- People with obesity are at greater risk of developing chronic kidney disease due to the structural and functional changes of the kidney
- A particular cellular receptor (CB1R) in renal proximal tubular cells (RPTCs) causes kidney damage
- Targeting the receptor (CB1R) can protect individuals with obesity from chronic kidney failure
Obesity leads to kidney damage or renal failure and the mechanism behind this development has been understood, reveals a new study.
The findings of this study appear in an issue of the Journal of the American Society of Nephrology (JASN).
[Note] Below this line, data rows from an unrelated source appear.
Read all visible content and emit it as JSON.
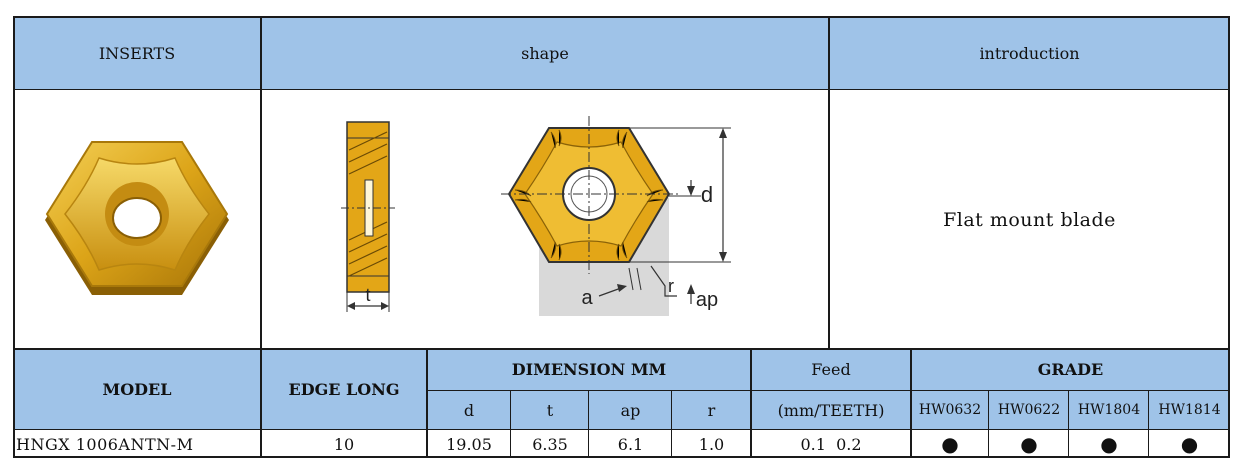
{
  "header": {
    "inserts": "INSERTS",
    "shape": "shape",
    "introduction": "introduction"
  },
  "drawing": {
    "label_t": "t",
    "label_d": "d",
    "label_a": "a",
    "label_r": "r",
    "label_ap": "ap"
  },
  "introduction_text": "Flat mount blade",
  "spec_header": {
    "model": "MODEL",
    "edge_long": "EDGE LONG",
    "dimension": "DIMENSION MM",
    "feed": "Feed",
    "grade": "GRADE",
    "d": "d",
    "t": "t",
    "ap": "ap",
    "r": "r",
    "feed_unit": "(mm/TEETH)",
    "grades": [
      "HW0632",
      "HW0622",
      "HW1804",
      "HW1814"
    ]
  },
  "row": {
    "model": "HNGX 1006ANTN-M",
    "edge_long": "10",
    "d": "19.05",
    "t": "6.35",
    "ap": "6.1",
    "r": "1.0",
    "feed": "0.1  0.2",
    "grade_marks": [
      "●",
      "●",
      "●",
      "●"
    ]
  },
  "colors": {
    "header_bg": "#9fc3e8",
    "insert_gold": "#e0a817",
    "insert_gold_dark": "#b07d0a",
    "grid": "#1a1a1a"
  }
}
The research team points toward a possible target for protecting the health of the kidneys in individuals with obesity.
The structure and function of the kidneys change due to obesity, and this explains why people with obesity are at greater risk of developing chronic kidney disease, and its progression leads to renal failure.
The study was lead by Joseph Tam, DMD, Ph.D., and Ph.D. student Shiran Udi, MSc from the Institute for Drug Research, The Hebrew University of Jerusalem, Israel.
The research team investigated the kidney cells, which are responsible for the reabsorption of nutrients and allowing other substances that have no nutritional value to be excreted in the urine.
These renal proximal tubular cells (RPTCs) are particularly susceptible to the accumulation of lipids (fat), an effect known as lipotoxicity.
Development of Renal Injury can be Reduced
The role of endocannabinoids, lipid molecules, which act on a particular cellular receptor (CB1R) in RPTC lipotoxicity has been reviewed by the research team.
The mice experienced less obesity-induced lipid accumulation in the kidney, less kidney dysfunction, injury, inflammation, and scarring, especially in those that lacked expression of the receptor in RPTCs.
The molecular signaling pathway revealed by the research team was involved in mediating the CB1R-induced kidney injury and lipotoxicity in RPTCs.
These deleterious effects have been linked to decreased activation of liver kinase B1, the energy sensor AMP-activated protein kinase, and reduced fatty acid β-oxidation, reveals the research team.
Dr. Tam said, "This work provides a novel approach to slow the development of renal injury through chronic blockade of peripheral CB1Rs."
"And, it also supports strategies aimed at reducing the activity of the endocannabinoid system, specifically in the kidney, to attenuate the development of RPTC dysfunction in obesity," explained Dr. Tam.
Link Between Obesity and Kidney Damage
Obesity is a global epidemic that affects more than 600 million people worldwide. It affects multiple body systems and predisposes to various health problems. People who are overweight or obese are at a two-to-seven times increased risk of suffering from end-stage kidney disease.
Besides affecting the kidney directly, obesity can affect the kidneys indirectly through its ability to cause high blood pressure and diabetes. Around a fourth of patients with high blood pressure and around a third of patients with diabetes suffer from kidney disease.
Hence, it is important to prevent obesity to avoid kidney disease. Preventive measures should be adopted early in life, as it may not always be easy to reduce weight quickly.
- Shiran Udi, et. al. Proximal Tubular Cannabinoid-1 Receptor Regulates Obesity-Induced CKD. Journal of the American Society of Nephrology (JASN) (2017).